While I should be writing

Humour and resistance in Brazil

During lunch, the conversation eventually and inevitably turned to the political situation in Brazil. Voldemort, as my guide calls Bolsonaro, would set the country back to the middle ages. He’s like Trump – but with a military background. He’s candidate for vice president is a former general. In most countries in South America this would be a terrifying prospect even if he hadn’t also openly celebrated the use of torture and the dictatorship. And Pinochet, for good measure. But the Bookseller also told me about the typical Brazilian way of dealing with disaster: “We laugh at things so we don’t cry about them”. This has lead to a number of amazing initatives on Facebook, such as: “Cookies against Bolsonaro” or “Colour blinds against Bolsonaro” or, my favourite, “Sea turtles against Bolsonaro”.

Both the humour and the seriousness of the situation was also discussed during the two first talks of the book festival. The festival takes place in an old theatre. Someone told me that Sarah Bernhardt had once perfomed there. Someone else told me that it had at one point been a strip joint. It had also burned down, so the inside is completly new, but they kept the old facade. Because Ivander has to talk to me constantly to translate everything that’s being said, we were allowed to sit on the balconies upstairs. So the writers on stage talked, Ivander translated, and I listened, fascinated.

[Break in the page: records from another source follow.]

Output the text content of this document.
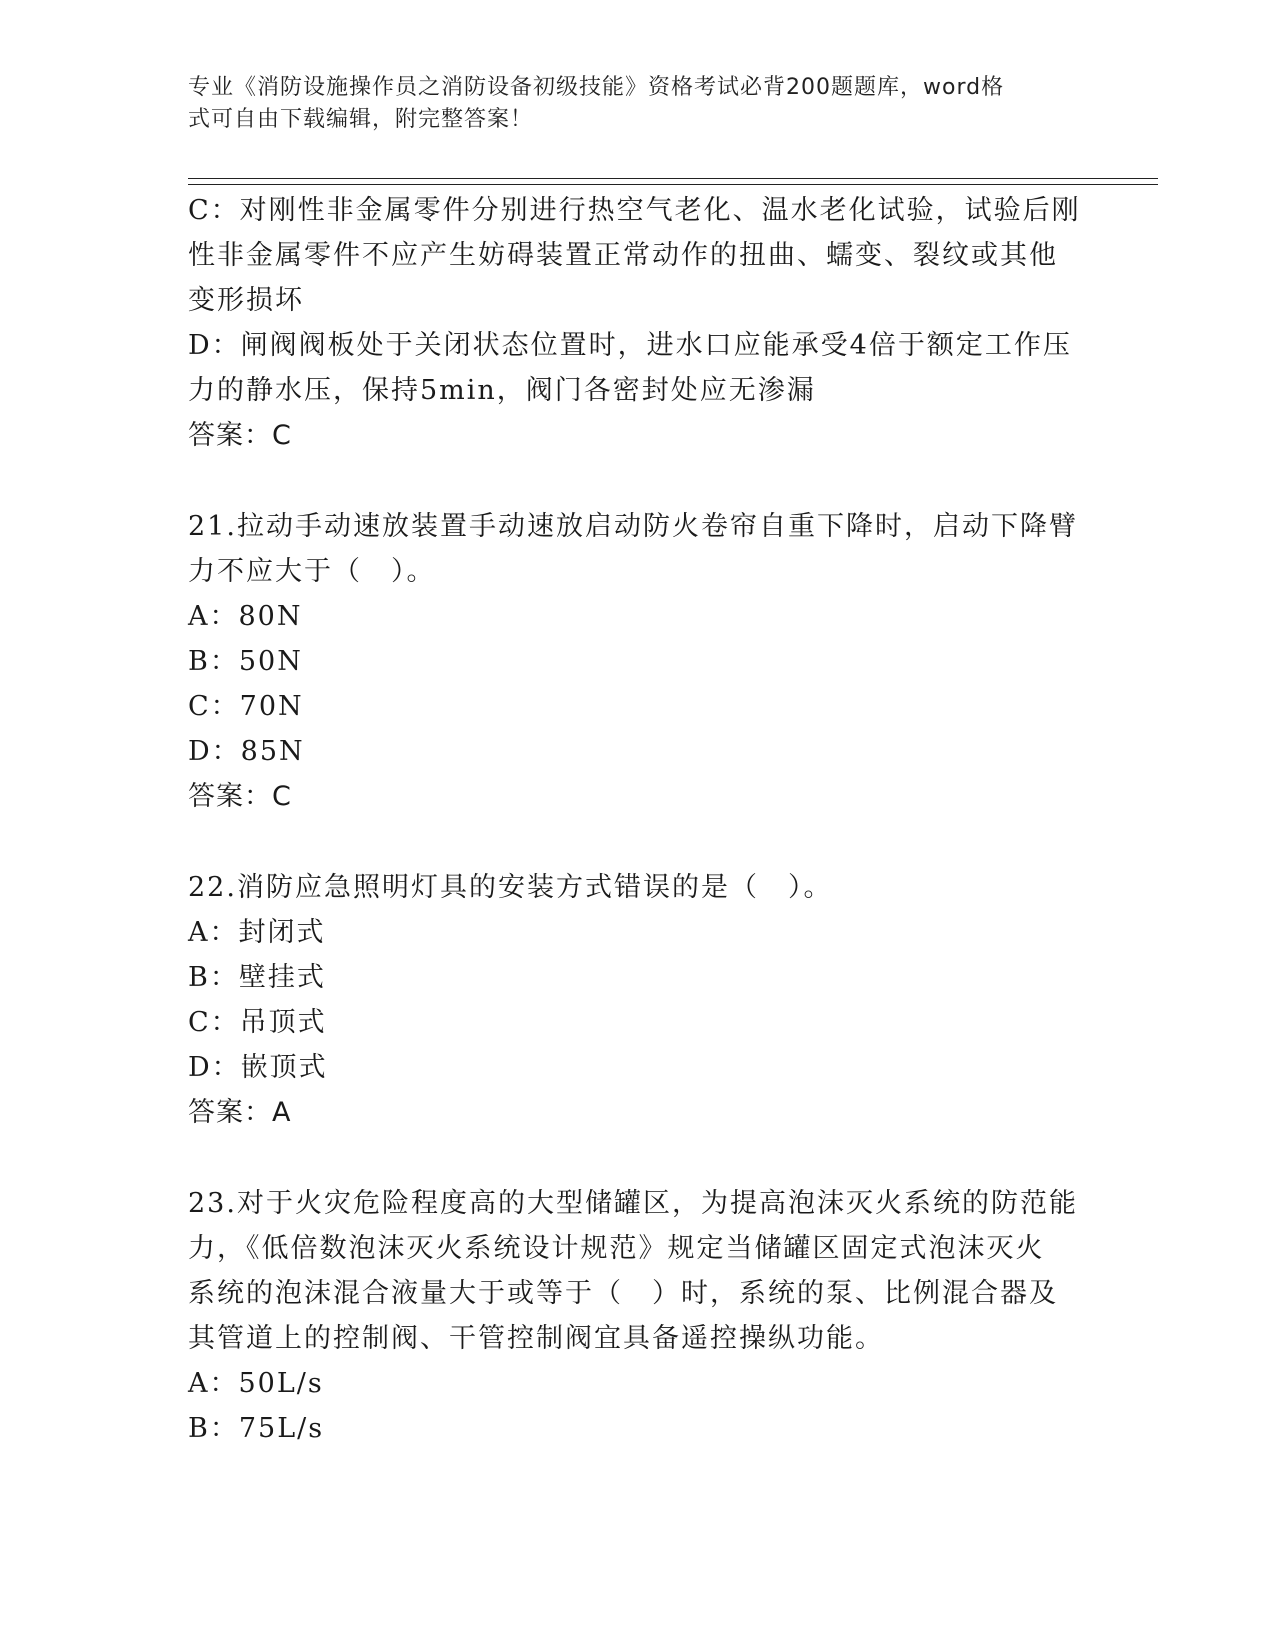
专业《消防设施操作员之消防设备初级技能》资格考试必背200题题库，word格
式可自由下载编辑，附完整答案！
C：对刚性非金属零件分别进行热空气老化、温水老化试验，试验后刚
性非金属零件不应产生妨碍装置正常动作的扭曲、蠕变、裂纹或其他
变形损坏
D：闸阀阀板处于关闭状态位置时，进水口应能承受4倍于额定工作压
力的静水压，保持5min，阀门各密封处应无渗漏
答案：C
21.拉动手动速放装置手动速放启动防火卷帘自重下降时，启动下降臂
力不应大于（　）。
A：80N
B：50N
C：70N
D：85N
答案：C
22.消防应急照明灯具的安装方式错误的是（　）。
A：封闭式
B：壁挂式
C：吊顶式
D：嵌顶式
答案：A
23.对于火灾危险程度高的大型储罐区，为提高泡沫灭火系统的防范能
力，《低倍数泡沫灭火系统设计规范》规定当储罐区固定式泡沫灭火
系统的泡沫混合液量大于或等于（　）时，系统的泵、比例混合器及
其管道上的控制阀、干管控制阀宜具备遥控操纵功能。
A：50L/s
B：75L/s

Diógenes Moura had written a book about the invisible Brazil. For years he photographed and wrote about the homeless people he met on his way home. His view of the country was ruthless: “The barbarity is the same in the entire country. The misery is real. The people abandoned”. He added, completely unnecessarily: “It is not a book to make you happy.”

In the next talk, professor Elias Thome Saliba told us about his research on the history of humour: “Brazil is a country of involuntary humorist”, he said. He had also studied some 160 different national anthems. Brazil’s was the only one that mentioned the word “smile”. Twice.